Dispatch ran the license plate number and the owner was contacted, Osawatomie Fire Chief Brian Love said.
“They were OK. They had just abandoned the vehicle in the water,” Love said.
The call came in at 6:19 a.m. in the predawn light.
“When we got there it was barely dawn,” Love said. “I think the driver probably couldn’t see there was water across the road because it would have still been dark and there weren’t any barriers up yet (to alert motorists).”
The rescue team was called out a second time to the same location about 9:40 a.m. Friday, Love said.
The motorist had started to drive through the water and thought better of it, Love said.
“The driver decided to turn around, but the car died,” he said. “The car was right at the edge of the water.”
Love said the driver was still in the vehicle when the rescue team arrived.
There were no injuries in either incident, Love said.
The Miami County Sheriff’s Office on Friday morning noted several road closures due to water across roadways as the Marais des Cygnes River continued to rise throughout the day.
The National Weather Service (NWS) reported the river crested at 35.9 feet at 7:20 p.m. Friday at Osawatomie, nearly 8 feet above minor flood stage of 28 feet. Despite the river leaving its banks, the highest level it reached during this flood episode still fell well short of the level needed to close the community’s floodgates. Numerous roads in the area were closed during that spring flood.

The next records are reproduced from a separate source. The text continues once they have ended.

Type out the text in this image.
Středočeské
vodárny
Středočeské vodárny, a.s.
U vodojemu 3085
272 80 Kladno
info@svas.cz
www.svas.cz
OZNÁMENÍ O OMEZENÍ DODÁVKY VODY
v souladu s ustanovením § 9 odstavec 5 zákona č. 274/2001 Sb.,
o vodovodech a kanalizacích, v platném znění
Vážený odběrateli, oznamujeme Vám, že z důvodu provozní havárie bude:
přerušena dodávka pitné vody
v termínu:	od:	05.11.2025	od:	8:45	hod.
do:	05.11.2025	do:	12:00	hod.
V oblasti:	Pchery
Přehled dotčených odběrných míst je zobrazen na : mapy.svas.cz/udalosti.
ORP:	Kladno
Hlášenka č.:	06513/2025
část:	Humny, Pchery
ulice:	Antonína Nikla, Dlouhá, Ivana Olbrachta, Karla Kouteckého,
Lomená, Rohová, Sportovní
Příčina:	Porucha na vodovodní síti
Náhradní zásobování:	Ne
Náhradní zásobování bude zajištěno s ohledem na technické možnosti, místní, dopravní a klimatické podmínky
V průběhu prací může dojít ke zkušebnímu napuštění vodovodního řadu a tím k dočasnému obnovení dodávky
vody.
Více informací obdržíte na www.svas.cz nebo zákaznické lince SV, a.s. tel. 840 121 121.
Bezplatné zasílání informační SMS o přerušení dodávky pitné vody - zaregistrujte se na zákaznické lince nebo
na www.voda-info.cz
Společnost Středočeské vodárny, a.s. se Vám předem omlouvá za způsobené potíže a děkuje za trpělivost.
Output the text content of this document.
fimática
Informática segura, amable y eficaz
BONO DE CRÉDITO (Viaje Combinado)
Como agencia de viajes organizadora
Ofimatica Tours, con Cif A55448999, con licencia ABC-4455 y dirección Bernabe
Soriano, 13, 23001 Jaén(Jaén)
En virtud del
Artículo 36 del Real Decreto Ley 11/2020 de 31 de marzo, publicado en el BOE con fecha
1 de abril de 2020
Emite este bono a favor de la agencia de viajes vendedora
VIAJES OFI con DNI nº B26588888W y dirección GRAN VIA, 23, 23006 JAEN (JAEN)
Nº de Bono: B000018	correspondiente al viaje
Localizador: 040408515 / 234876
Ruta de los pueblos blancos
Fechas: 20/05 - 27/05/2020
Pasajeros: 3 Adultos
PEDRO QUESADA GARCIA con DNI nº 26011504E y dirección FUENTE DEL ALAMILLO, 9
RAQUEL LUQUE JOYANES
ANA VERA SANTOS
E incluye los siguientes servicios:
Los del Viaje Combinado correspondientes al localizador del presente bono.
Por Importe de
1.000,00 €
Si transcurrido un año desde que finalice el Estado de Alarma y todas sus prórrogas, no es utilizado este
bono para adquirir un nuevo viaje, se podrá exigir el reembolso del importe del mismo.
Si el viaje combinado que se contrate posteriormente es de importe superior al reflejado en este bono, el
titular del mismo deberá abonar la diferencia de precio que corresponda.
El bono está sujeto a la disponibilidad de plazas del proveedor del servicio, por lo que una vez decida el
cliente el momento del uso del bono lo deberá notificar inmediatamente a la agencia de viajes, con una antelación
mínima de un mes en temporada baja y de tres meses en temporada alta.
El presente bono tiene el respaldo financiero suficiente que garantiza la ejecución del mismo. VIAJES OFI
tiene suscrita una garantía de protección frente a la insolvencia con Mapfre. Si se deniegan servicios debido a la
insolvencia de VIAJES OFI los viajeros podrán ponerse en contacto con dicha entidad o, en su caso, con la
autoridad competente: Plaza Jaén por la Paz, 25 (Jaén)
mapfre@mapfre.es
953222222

Upriver Friday, Ottawa residents were still dealing with flooding along the north side of the Marais des Cygnes. The community received about 10 inches of rain overnight Wednesday into Thursday morning. Photographs and videos of the community on Thursday, Aug. 1, showed floodwaters had closed several streets and entered some businesses. Numerous vehicles were left abandoned in the water.